We occasionally encounter customers who have designed their labels using Adobe InDesign, and they express surprise and/or indignation when we refuse to accept those files in their native format (i.e. files with an *.indd extension). In order to explain why, let’s first take a look at the history and intent behind InDesign.
Adobe developed InDesign as the successor to Aldus PageMaker – which they acquired in 1994. PageMaker was a significant player in what was then called “desktop publishing”, and InDesign was developed to take its place in the Adobe suite of products. Keep in mind that the internet was still many years away from being the pervasive platform we now take for granted, so desktop publishing was all about creating printed items such as brochures, newsletters, magazines and so on – essentially anything using “pages” as the common delivery mechanism.

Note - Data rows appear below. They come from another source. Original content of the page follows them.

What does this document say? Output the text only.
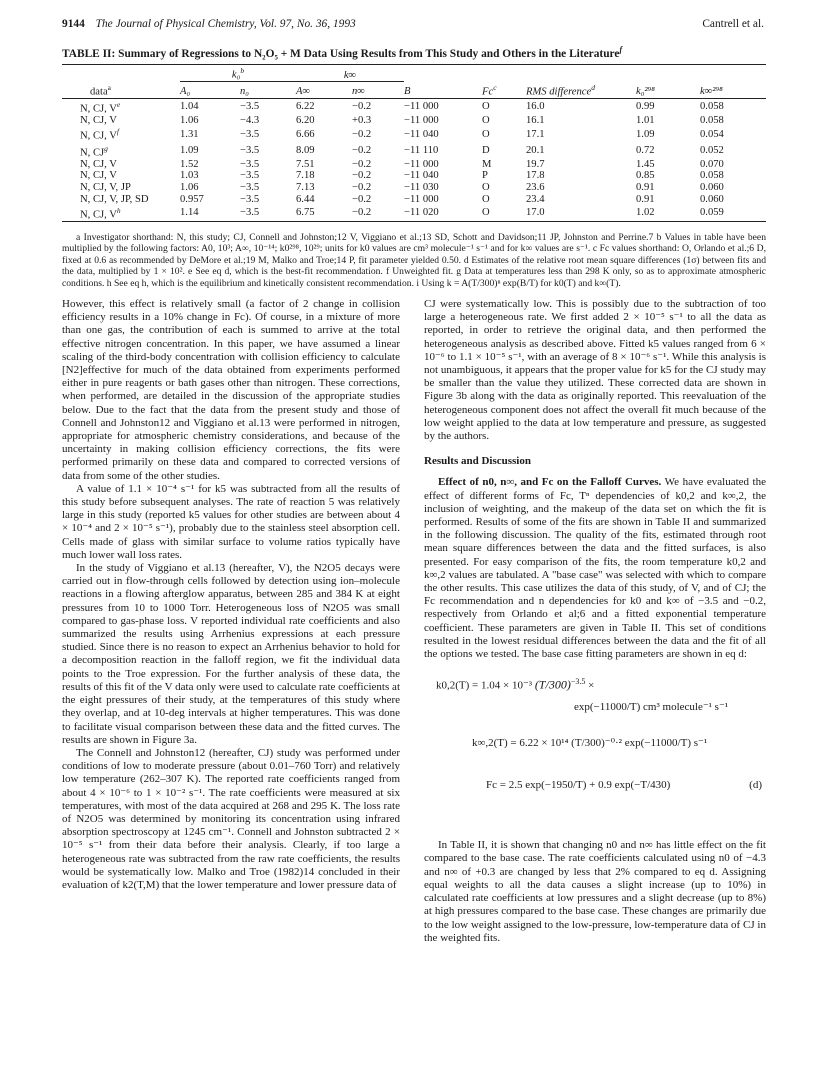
9144 The Journal of Physical Chemistry, Vol. 97, No. 36, 1993	Cantrell et al.
TABLE II: Summary of Regressions to N₂O₅ + M Data Using Results from This Study and Others in the Literature$^f$

	k₀$^b$		k∞						
data$^a$	A₀	n₀	A∞	n∞	B	Fc$^c$	RMS difference$^d$	k₀²⁹⁸	k∞²⁹⁸

N, CJ, Ve	1.04	−3.5	6.22	−0.2	−11 000	O	16.0	0.99	0.058
N, CJ, V	1.06	−4.3	6.20	+0.3	−11 000	O	16.1	1.01	0.058
N, CJ, $V^f$	1.31	−3.5	6.66	−0.2	−11 040	O	17.1	1.09	0.054
N, $CJ^g$	1.09	−3.5	8.09	−0.2	−11 110	D	20.1	0.72	0.052
N, CJ, V	1.52	−3.5	7.51	−0.2	−11 000	M	19.7	1.45	0.070
N, CJ, V	1.03	−3.5	7.18	−0.2	−11 040	P	17.8	0.85	0.058
N, CJ, V, JP	1.06	−3.5	7.13	−0.2	−11 030	O	23.6	0.91	0.060
N, CJ, V, JP, SD	0.957	−3.5	6.44	−0.2	−11 000	O	23.4	0.91	0.060
N, CJ, $V^h$	1.14	−3.5	6.75	−0.2	−11 020	O	17.0	1.02	0.059

a Investigator shorthand: N, this study; CJ, Connell and Johnston;12 V, Viggiano et al.;13 SD, Schott and Davidson;11 JP, Johnston and Perrine.7 b Values in table have been multiplied by the following factors: A0, 10³; A∞, 10⁻¹⁴; k0²⁹⁸, 10²⁹; units for k0 values are cm³ molecule⁻¹ s⁻¹ and for k∞ values are s⁻¹. c Fc values shorthand: O, Orlando et al.;6 D, fixed at 0.6 as recommended by DeMore et al.;19 M, Malko and Troe;14 P, fit parameter yielded 0.50. d Estimates of the relative root mean square differences (1σ) between fits and the data, multiplied by 1 × 10². e See eq d, which is the best-fit recommendation. f Unweighted fit. g Data at temperatures less than 298 K only, so as to approximate atmospheric conditions. h See eq h, which is the equilibrium and kinetically consistent recommendation. i Using k = A(T/300)ⁿ exp(B/T) for k0(T) and k∞(T).

However, this effect is relatively small (a factor of 2 change in collision efficiency results in a 10% change in Fc). Of course, in a mixture of more than one gas, the contribution of each is summed to arrive at the total effective nitrogen concentration. In this paper, we have assumed a linear scaling of the third-body concentration with collision efficiency to calculate [N2]effective for much of the data obtained from experiments performed either in pure reagents or bath gases other than nitrogen. These corrections, when performed, are detailed in the discussion of the appropriate studies below. Due to the fact that the data from the present study and those of Connell and Johnston12 and Viggiano et al.13 were performed in nitrogen, appropriate for atmospheric chemistry considerations, and because of the uncertainty in making collision efficiency corrections, the fits were performed primarily on these data and compared to corrected versions of data from some of the other studies.

A value of 1.1 × 10⁻⁴ s⁻¹ for k5 was subtracted from all the results of this study before subsequent analyses. The rate of reaction 5 was relatively large in this study (reported k5 values for other studies are between about 4 × 10⁻⁴ and 2 × 10⁻⁵ s⁻¹), probably due to the stainless steel absorption cell. Cells made of glass with similar surface to volume ratios typically have much lower wall loss rates.

In the study of Viggiano et al.13 (hereafter, V), the N2O5 decays were carried out in flow-through cells followed by detection using ion–molecule reactions in a flowing afterglow apparatus, between 285 and 384 K at eight pressures from 10 to 1000 Torr. Heterogeneous loss of N2O5 was small compared to gas-phase loss. V reported individual rate coefficients and also summarized the results using Arrhenius expressions at each pressure studied. Since there is no reason to expect an Arrhenius behavior to hold for a decomposition reaction in the falloff region, we fit the individual data points to the Troe expression. For the further analysis of these data, the results of this fit of the V data only were used to calculate rate coefficients at the eight pressures of their study, at the temperatures of this study where they overlap, and at 10-deg intervals at higher temperatures. This was done to facilitate visual comparison between these data and the fitted curves. The results are shown in Figure 3a.

The Connell and Johnston12 (hereafter, CJ) study was performed under conditions of low to moderate pressure (about 0.01–760 Torr) and relatively low temperature (262–307 K). The reported rate coefficients ranged from about 4 × 10⁻⁶ to 1 × 10⁻² s⁻¹. The rate coefficients were measured at six temperatures, with most of the data acquired at 268 and 295 K. The loss rate of N2O5 was determined by monitoring its concentration using infrared absorption spectroscopy at 1245 cm⁻¹. Connell and Johnston subtracted 2 × 10⁻⁵ s⁻¹ from their data before their analysis. Clearly, if too large a heterogeneous rate was subtracted from the raw rate coefficients, the results would be systematically low. Malko and Troe (1982)14 concluded in their evaluation of k2(T,M) that the lower temperature and lower pressure data of

CJ were systematically low. This is possibly due to the subtraction of too large a heterogeneous rate. We first added 2 × 10⁻⁵ s⁻¹ to all the data as reported, in order to retrieve the original data, and then performed the heterogeneous analysis as described above. Fitted k5 values ranged from 6 × 10⁻⁶ to 1.1 × 10⁻⁵ s⁻¹, with an average of 8 × 10⁻⁶ s⁻¹. While this analysis is not unambiguous, it appears that the proper value for k5 for the CJ study may be smaller than the value they utilized. These corrected data are shown in Figure 3b along with the data as originally reported. This reevaluation of the heterogeneous component does not affect the overall fit much because of the low weight applied to the data at low temperature and pressure, as suggested by the authors.

Results and Discussion

Effect of n0, n∞, and Fc on the Falloff Curves. We have evaluated the effect of different forms of Fc, Tⁿ dependencies of k0,2 and k∞,2, the inclusion of weighting, and the makeup of the data set on which the fit is performed. Results of some of the fits are shown in Table II and summarized in the following discussion. The quality of the fits, estimated through root mean square differences between the data and the fitted surfaces, is also presented. For easy comparison of the fits, the room temperature k0,2 and k∞,2 values are tabulated. A "base case" was selected with which to compare the other results. This case utilizes the data of this study, of V, and of CJ; the Fc recommendation and n dependencies for k0 and k∞ of −3.5 and −0.2, respectively from Orlando et al;6 and a fitted exponential temperature coefficient. These parameters are given in Table II. This set of conditions resulted in the lowest residual differences between the data and the fit of all the options we tested. The base case fitting parameters are shown in eq d:

k0,2(T) = 1.04 × 10⁻³ $(T/300)^{-3.5}$ ×
exp(−11000/T) cm³ molecule⁻¹ s⁻¹
k∞,2(T) = 6.22 × 10¹⁴ (T/300)⁻⁰·² exp(−11000/T) s⁻¹
Fc = 2.5 exp(−1950/T) + 0.9 exp(−T/430)	(d)

In Table II, it is shown that changing n0 and n∞ has little effect on the fit compared to the base case. The rate coefficients calculated using n0 of −4.3 and n∞ of +0.3 are changed by less that 2% compared to eq d. Assigning equal weights to all the data causes a slight increase (up to 10%) in calculated rate coefficients at low pressures and a slight decrease (up to 8%) at high pressures compared to the base case. These changes are primarily due to the low weight assigned to the low-pressure, low-temperature data of CJ in the weighted fits.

Accordingly, InDesign was specifically engineered with that kind of goal in mind – it provides amazing control over page layouts and “book-style” multi-page publications. But at its core, its strengths are in what used to be called “typesetting”, i.e. laying out lots of textual content in a user-friendly way to aid readability and continuity – using paragraphs, columns, page numbering etc – and it makes excellent use of templates to standardize layout throughout a publication.
So why not use it for designing product labels? Well, there are a number of reasons – not all of which are exclusive in themselves – but the finished package has some definite downsides:
Indesign files are not actually a single file at all – they’re a structured collection of various elements in a folder-style arrangement, with fonts, images, text etc all having their own special structures. This means that the .indd file is completely unusable by any other software (even Adobe’s other products!).

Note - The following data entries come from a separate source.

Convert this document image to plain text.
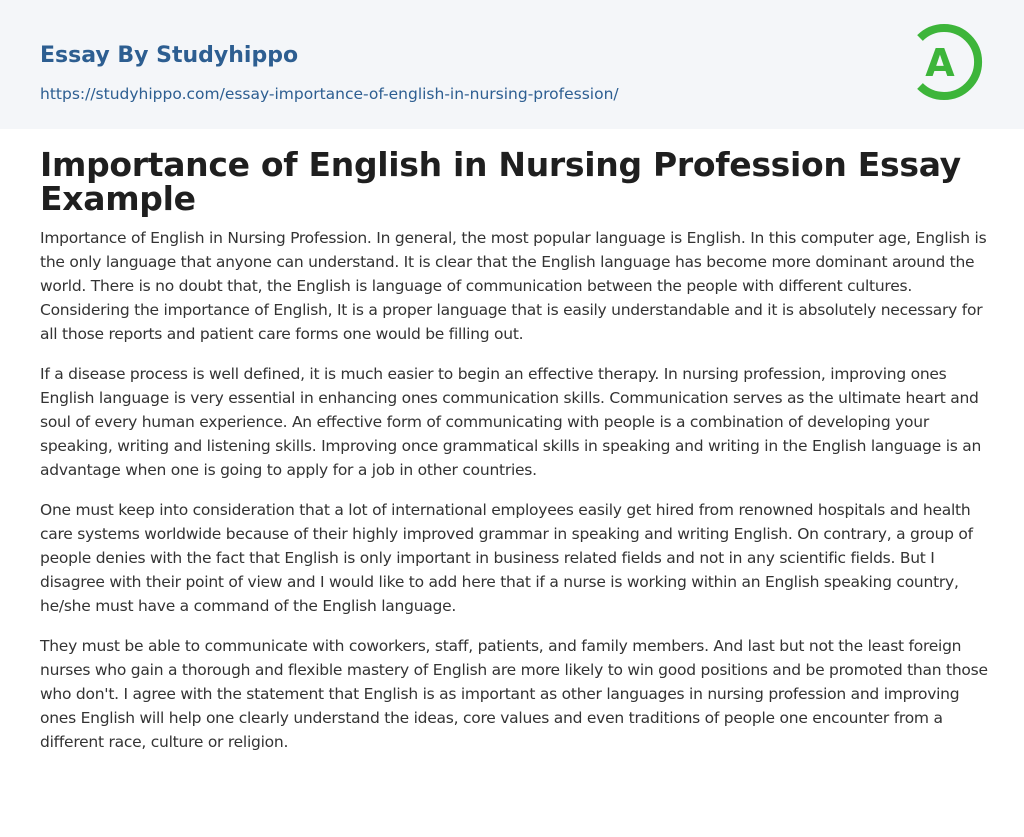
Essay By Studyhippo
https://studyhippo.com/essay-importance-of-english-in-nursing-profession/
A
Importance of English in Nursing Profession Essay Example

Importance of English in Nursing Profession. In general, the most popular language is English. In this computer age, English is the only language that anyone can understand. It is clear that the English language has become more dominant around the world. There is no doubt that, the English is language of communication between the people with different cultures. Considering the importance of English, It is a proper language that is easily understandable and it is absolutely necessary for all those reports and patient care forms one would be filling out.

If a disease process is well defined, it is much easier to begin an effective therapy. In nursing profession, improving ones English language is very essential in enhancing ones communication skills. Communication serves as the ultimate heart and soul of every human experience. An effective form of communicating with people is a combination of developing your speaking, writing and listening skills. Improving once grammatical skills in speaking and writing in the English language is an advantage when one is going to apply for a job in other countries.

One must keep into consideration that a lot of international employees easily get hired from renowned hospitals and health care systems worldwide because of their highly improved grammar in speaking and writing English. On contrary, a group of people denies with the fact that English is only important in business related fields and not in any scientific fields. But I disagree with their point of view and I would like to add here that if a nurse is working within an English speaking country, he/she must have a command of the English language.

They must be able to communicate with coworkers, staff, patients, and family members. And last but not the least foreign nurses who gain a thorough and flexible mastery of English are more likely to win good positions and be promoted than those who don't. I agree with the statement that English is as important as other languages in nursing profession and improving ones English will help one clearly understand the ideas, core values and even traditions of people one encounter from a different race, culture or religion.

This means that if we were to receive an InDesign file, we would first have to open it in InDesign, then export the design into a format our printing presses can work with – and that format is (wait for it...) Adobe Illustrator. Yes, it’s true that we can work with many other formats too, but they all need to be prepared for press in Illustrator before we can actually print them.
In the case of InDesign, even though it’s also an Adobe product, the two formats are quite incompatible – and unexpected results can occur when exporting into Illustrator format. Our pre-press staff would probably not even recognize any issues that might occur during the transfer, because they didn’t design the labels and have no way to know what the designer was intending. Hence it makes perfect sense for the original designer to do the exporting process – and thereby ensuring that the output is what they expected and intended.
In summary, there are way too many possible (and unintended) consequences of us having to mess with InDesign files, and we simply see no practical benefit in taking that risk – especially when it’s not difficult for the original designer to take responsibility for delivering something that we can have more control over and is less likely to produce unexpected results when you receive the finished labels.